Sen. Richard Burr of North Carolina, the top Republican on the committee, called the problems with mental health intervention "unconscionable."

"My assessment is the VA doesn't see the human face behind the patients they're treating," Burr said.

McMichael's story came alongside those of two other veterans, both of them so seriously injured that their fathers spoke on their behalf.

Robert Verbeke's son, Navy sailor Daniel Verbeke, suffered critical injuries during Operation Iraqi Freedom in 2005. He now struggles with a brain injury so severe that he can barely utter words.

When Robert Verbeke tried to take his son home to Pennsylvania, the Coatesville VA Medical Center tried to put the Iraq war vet in a stinking ward meant for dementia patients, he said.

"I vowed my son would never be placed in a VA center again," said Robert Verbeke, himself a former member of the Navy.

Retired Air Force Col. Peter Bunce spoke of trying to get care for his son, Marine Cpl. Justin Bunce, after an IED explosion in Iraq. Bunce said he had to go to officials to demand what he needed for his son.

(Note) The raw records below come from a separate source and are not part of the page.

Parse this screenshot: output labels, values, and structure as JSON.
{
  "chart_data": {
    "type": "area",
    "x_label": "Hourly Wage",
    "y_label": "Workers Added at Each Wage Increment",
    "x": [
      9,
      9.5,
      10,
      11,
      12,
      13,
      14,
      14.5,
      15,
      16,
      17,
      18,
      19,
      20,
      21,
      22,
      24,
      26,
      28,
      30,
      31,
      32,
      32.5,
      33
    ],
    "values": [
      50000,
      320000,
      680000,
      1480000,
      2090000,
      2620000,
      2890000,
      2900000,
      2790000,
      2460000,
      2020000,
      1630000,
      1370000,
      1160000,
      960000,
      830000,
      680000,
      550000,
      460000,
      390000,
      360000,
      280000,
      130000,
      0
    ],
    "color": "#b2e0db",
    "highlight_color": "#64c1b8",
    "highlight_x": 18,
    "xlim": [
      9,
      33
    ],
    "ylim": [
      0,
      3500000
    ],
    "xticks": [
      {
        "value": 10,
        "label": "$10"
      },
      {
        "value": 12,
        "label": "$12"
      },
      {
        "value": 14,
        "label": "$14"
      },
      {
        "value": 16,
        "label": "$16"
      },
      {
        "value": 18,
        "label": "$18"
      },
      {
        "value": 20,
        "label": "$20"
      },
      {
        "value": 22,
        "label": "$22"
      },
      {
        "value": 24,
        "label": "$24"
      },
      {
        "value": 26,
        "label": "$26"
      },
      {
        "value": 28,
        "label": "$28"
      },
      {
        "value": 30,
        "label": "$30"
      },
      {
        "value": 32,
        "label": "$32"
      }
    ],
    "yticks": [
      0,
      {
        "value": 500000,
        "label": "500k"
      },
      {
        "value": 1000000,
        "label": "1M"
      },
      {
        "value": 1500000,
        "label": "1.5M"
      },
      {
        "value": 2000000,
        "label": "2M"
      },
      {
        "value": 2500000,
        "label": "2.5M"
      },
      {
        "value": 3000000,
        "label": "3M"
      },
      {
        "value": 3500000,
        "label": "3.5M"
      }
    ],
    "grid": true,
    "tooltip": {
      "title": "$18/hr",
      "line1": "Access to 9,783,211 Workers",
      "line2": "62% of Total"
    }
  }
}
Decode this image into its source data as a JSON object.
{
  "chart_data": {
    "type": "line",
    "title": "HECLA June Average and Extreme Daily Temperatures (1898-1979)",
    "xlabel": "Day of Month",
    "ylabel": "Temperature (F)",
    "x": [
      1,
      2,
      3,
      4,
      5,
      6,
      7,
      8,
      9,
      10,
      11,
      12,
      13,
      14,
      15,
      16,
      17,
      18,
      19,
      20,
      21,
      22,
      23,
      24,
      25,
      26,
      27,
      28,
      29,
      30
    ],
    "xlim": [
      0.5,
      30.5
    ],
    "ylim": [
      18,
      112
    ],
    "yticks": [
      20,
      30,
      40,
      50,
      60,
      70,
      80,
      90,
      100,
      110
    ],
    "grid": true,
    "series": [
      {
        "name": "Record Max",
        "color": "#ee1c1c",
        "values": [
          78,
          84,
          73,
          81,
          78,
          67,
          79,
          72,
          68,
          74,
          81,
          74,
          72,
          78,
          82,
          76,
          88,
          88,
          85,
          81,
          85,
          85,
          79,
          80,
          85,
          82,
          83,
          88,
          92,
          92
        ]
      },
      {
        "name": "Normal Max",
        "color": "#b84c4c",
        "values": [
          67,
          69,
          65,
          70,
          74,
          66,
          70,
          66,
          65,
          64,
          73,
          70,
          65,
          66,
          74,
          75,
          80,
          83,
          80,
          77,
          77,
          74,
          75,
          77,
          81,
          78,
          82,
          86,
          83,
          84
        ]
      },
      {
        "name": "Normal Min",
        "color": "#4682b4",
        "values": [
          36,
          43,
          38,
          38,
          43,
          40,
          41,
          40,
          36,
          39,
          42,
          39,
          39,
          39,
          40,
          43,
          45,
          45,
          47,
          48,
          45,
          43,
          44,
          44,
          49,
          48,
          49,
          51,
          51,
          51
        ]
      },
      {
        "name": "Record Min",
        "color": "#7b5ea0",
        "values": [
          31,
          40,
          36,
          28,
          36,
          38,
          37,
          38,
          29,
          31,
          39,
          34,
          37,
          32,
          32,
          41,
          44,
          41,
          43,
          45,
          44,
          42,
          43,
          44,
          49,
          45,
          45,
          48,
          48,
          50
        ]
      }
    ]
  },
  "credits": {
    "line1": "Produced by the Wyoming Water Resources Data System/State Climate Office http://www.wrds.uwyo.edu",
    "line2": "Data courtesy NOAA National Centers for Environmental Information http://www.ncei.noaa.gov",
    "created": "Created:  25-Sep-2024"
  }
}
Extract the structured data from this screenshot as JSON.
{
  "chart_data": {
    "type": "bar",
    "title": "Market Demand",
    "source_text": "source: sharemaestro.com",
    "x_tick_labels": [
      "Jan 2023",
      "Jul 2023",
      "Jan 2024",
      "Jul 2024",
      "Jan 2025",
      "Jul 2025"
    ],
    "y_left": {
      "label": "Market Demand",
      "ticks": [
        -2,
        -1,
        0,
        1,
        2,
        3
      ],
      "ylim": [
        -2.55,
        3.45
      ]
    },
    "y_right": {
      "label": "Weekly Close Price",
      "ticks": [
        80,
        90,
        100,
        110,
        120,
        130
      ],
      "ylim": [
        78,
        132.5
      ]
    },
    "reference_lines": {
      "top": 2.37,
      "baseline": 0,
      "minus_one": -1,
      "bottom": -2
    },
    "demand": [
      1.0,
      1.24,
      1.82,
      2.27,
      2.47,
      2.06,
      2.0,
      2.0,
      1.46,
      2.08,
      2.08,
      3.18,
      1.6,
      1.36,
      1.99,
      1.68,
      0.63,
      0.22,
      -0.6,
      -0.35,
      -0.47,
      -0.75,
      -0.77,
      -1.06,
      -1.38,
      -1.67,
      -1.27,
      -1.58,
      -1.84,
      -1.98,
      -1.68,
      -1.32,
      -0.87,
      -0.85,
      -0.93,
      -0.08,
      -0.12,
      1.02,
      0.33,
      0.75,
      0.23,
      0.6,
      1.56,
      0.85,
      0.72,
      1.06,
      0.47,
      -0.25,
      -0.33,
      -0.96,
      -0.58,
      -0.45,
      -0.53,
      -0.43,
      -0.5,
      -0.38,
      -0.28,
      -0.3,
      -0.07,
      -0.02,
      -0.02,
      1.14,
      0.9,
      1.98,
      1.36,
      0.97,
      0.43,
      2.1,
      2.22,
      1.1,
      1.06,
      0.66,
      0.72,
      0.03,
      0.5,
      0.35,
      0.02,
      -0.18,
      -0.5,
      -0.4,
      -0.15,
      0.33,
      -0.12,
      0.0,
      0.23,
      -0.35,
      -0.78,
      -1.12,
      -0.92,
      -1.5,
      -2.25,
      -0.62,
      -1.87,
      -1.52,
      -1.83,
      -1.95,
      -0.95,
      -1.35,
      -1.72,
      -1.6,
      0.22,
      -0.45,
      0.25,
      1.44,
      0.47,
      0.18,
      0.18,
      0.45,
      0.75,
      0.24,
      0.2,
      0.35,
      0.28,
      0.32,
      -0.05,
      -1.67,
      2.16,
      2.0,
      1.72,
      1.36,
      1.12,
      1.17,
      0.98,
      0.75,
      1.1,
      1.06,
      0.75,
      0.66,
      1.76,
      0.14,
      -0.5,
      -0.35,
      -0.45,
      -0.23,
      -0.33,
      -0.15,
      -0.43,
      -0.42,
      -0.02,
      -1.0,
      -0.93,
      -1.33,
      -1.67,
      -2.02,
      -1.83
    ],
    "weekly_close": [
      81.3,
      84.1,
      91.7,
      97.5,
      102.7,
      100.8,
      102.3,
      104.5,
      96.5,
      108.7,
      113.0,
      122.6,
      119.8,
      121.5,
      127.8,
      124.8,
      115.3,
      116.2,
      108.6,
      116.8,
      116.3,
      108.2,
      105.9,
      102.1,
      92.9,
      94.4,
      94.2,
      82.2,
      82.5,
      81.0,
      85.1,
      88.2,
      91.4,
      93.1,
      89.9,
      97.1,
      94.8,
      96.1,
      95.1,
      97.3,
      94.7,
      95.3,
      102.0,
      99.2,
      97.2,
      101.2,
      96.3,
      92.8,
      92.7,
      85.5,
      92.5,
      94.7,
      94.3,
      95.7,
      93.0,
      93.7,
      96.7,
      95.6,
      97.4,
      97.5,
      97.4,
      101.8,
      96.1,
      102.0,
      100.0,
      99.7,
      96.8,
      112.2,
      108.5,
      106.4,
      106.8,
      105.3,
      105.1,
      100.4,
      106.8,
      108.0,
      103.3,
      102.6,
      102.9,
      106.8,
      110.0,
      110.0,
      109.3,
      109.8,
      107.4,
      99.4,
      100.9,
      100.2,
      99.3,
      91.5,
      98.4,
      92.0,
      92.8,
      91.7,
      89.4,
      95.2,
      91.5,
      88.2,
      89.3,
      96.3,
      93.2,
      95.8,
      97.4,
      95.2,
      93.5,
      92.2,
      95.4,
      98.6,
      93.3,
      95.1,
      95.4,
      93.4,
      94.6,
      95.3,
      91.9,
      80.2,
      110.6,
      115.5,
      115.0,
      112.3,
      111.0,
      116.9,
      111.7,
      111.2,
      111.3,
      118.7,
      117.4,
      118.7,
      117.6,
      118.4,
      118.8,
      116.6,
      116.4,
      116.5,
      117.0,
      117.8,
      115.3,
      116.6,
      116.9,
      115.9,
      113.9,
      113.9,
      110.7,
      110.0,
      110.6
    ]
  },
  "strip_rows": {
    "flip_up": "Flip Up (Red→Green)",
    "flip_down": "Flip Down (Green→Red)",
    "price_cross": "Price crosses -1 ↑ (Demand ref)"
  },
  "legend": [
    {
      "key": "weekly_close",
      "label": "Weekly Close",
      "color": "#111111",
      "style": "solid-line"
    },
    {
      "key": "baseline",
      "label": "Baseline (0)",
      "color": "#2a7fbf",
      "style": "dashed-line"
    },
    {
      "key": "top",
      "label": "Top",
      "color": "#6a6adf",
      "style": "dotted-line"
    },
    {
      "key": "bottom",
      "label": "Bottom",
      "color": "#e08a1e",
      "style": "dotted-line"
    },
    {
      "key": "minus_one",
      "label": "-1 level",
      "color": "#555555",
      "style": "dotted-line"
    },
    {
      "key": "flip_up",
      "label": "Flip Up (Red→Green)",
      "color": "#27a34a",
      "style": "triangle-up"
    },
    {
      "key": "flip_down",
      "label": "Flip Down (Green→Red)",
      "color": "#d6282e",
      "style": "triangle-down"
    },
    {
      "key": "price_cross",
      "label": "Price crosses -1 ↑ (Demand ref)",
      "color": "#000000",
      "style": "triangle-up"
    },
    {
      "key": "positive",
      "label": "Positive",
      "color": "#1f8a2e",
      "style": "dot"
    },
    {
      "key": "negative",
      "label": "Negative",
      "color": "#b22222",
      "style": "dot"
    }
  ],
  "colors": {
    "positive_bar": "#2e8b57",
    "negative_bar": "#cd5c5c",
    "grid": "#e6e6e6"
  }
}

"And we either got reluctance or referrals," he said.

Department of Defense and Veteran Affairs officials testified that the agencies are trying to improve.

"We stand ready to correct the (problems) we heard about this morning," said Kristin Day, a chief consultant for managed care within the Department of Veteran Affairs. "By statute, the VA can provide limited services to families."